You're so little and light, and how are you gonna fly thousands of miles now?
(bright music) There's a lot of indications that the saline lakes that the phalaropes depend on are really in big trouble because of climate change, but also because they almost uniformly have water diversions happening from them.
- In 1941, the city of Los Angeles Department of Water and Power started diverting the creeks that feed Mono Lake and so the lake dropped dramatically.
- Its level went down, down, down, ultimately losing half of its volume.
There's a bunch of problems that come from that.
One is the lake just gets saltier and saltier 'cause it has less water in it.
We wouldn't have migratory birds coming here, there wouldn't be a food resource for them.
We'd have massive dust storms from the exposed lake bed.
- And that dust has really really fine particulates and it's actually shown that those are really, particularly bad for human health.
If Mono Lake was a toxic dust bowl 'cause the lake was gone, then this wouldn't be a very pleasant place to visit.
- So I've heard about Mono Lake and I joined the Mono Lake Committee when I was in fifth grade.
What really struck me as a kid was how unfair it seemed.
Los Angeles was taking all of the water from the streams and that just really seemed like something that needed to be fixed.
- Ultimately, Mono Lake was saved in 1994 when the State Water Board made the decision to have the water go back to the lake.
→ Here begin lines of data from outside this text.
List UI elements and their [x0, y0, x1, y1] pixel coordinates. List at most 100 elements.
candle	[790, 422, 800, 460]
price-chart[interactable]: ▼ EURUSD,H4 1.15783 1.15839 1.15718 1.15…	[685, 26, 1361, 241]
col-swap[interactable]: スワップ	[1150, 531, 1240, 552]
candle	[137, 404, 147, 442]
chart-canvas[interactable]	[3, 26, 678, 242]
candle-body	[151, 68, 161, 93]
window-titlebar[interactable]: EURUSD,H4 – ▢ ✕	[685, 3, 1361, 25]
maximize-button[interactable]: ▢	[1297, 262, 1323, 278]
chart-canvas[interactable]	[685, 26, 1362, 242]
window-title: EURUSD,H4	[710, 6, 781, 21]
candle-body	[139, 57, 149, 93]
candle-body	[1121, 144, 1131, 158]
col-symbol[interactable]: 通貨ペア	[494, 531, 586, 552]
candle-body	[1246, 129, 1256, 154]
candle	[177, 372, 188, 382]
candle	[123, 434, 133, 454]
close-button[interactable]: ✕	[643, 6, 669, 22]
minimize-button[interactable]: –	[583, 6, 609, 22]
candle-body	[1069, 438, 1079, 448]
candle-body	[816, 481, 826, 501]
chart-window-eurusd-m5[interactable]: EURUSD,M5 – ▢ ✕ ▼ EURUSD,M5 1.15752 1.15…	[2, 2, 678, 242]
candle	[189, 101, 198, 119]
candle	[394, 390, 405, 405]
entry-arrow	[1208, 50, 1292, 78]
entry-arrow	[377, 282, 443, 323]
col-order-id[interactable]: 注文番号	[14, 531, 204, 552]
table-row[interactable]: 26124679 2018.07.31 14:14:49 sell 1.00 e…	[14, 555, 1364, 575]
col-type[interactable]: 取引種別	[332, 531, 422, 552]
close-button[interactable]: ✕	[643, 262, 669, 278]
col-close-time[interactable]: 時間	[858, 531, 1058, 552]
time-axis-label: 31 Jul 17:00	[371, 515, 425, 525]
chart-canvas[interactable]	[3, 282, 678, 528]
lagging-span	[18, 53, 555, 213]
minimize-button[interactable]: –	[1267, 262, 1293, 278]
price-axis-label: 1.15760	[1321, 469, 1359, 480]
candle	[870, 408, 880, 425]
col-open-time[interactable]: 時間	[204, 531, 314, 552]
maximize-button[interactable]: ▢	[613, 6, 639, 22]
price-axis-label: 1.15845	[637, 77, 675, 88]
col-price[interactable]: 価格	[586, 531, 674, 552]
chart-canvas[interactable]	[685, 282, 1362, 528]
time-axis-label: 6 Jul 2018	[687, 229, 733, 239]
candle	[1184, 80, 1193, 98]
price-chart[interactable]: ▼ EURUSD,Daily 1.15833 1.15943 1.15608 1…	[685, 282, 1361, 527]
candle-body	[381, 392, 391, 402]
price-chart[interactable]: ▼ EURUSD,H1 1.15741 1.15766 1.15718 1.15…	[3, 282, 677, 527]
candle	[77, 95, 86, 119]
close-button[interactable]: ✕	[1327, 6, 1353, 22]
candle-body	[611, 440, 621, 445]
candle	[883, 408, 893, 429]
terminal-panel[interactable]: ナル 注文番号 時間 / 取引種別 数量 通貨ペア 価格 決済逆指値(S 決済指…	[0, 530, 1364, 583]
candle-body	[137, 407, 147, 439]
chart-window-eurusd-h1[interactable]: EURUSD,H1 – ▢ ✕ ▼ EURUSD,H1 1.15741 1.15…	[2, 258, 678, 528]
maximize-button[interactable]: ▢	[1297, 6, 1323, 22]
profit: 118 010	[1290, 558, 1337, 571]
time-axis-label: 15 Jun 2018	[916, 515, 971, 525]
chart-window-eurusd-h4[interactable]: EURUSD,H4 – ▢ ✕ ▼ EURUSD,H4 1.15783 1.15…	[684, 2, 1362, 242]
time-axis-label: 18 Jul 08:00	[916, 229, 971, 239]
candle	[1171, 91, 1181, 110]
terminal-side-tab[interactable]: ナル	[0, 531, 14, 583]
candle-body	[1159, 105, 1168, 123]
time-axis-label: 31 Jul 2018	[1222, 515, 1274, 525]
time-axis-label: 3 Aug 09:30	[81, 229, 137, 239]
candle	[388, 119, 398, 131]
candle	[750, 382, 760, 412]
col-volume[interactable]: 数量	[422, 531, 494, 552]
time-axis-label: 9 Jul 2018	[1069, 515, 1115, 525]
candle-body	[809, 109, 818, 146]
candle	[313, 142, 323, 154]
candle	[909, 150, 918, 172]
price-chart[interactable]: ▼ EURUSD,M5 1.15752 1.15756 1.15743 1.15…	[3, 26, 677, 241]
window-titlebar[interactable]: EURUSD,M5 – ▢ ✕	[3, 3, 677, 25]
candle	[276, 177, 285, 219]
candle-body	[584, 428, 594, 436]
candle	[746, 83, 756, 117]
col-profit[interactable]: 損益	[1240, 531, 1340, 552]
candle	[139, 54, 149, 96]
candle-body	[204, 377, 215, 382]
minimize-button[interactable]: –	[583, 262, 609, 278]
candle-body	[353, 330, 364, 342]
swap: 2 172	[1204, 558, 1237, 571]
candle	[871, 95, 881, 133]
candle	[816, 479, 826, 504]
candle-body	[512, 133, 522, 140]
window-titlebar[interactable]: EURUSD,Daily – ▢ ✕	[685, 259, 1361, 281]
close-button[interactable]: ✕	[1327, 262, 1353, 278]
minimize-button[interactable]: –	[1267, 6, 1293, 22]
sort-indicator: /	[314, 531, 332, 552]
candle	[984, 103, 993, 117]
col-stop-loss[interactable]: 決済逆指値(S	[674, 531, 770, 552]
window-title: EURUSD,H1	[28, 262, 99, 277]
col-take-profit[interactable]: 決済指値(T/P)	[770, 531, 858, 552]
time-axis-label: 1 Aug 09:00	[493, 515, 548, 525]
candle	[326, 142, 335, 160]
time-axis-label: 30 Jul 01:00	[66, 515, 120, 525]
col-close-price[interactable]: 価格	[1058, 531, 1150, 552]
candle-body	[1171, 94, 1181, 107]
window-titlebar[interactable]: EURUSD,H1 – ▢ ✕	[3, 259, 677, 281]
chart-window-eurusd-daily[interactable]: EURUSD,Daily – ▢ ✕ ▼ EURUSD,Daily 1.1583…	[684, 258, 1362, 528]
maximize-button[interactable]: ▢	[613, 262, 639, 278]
And it is one of the best protected, if not the best protected saline lake in the world because it has dedicated water right.
- We've got challenges at Mono Lake, it's still too low.
We're not at a healthy level.
In fact, we're 10 years overdue at getting the lake up to the required management level, which would be 10 feet higher right here at the top of this pole.
- As we've seen, the climate's changing, we're getting less snow, there's less water going around, we need to have that buffer.
So I'm optimistic that that's gonna happen because so many people are so dedicated to protecting Mono Lake.
- [Geoff] There's a lot of magic to Mono Lake.
It recruits its own advocates and its own people to speak for it and work for it.
Even my daughter is doing science research here in the Mono Basin about glaciers and how climate change is changing the environment here as we work to protect Mono Lake at the same time.
- Something that recently I've realized is that Mono Lake, it's an intergenerational project to protect it.
It's really wonderful and amazing to have the continuity of having had my parents dedicate their lives to Mono Lake, to to be working here too and to be able to be part of this story.
- There's no, did anybody retrieve it?
- Mono Lake is the story of hope.
Mono Lake is still here, Mono Lake is thriving compared to some other places in the world.
- We're all realizing that protecting the phalaropes is not just about Mono Lake, it's about protecting all these places and how they all work together to support these little birds.
- Mono Lake would be gone by now if people hadn't invested in protecting this place.
It gives you hope to see that we've made progress and it gives you motivation to tackle the challenges that are ahead.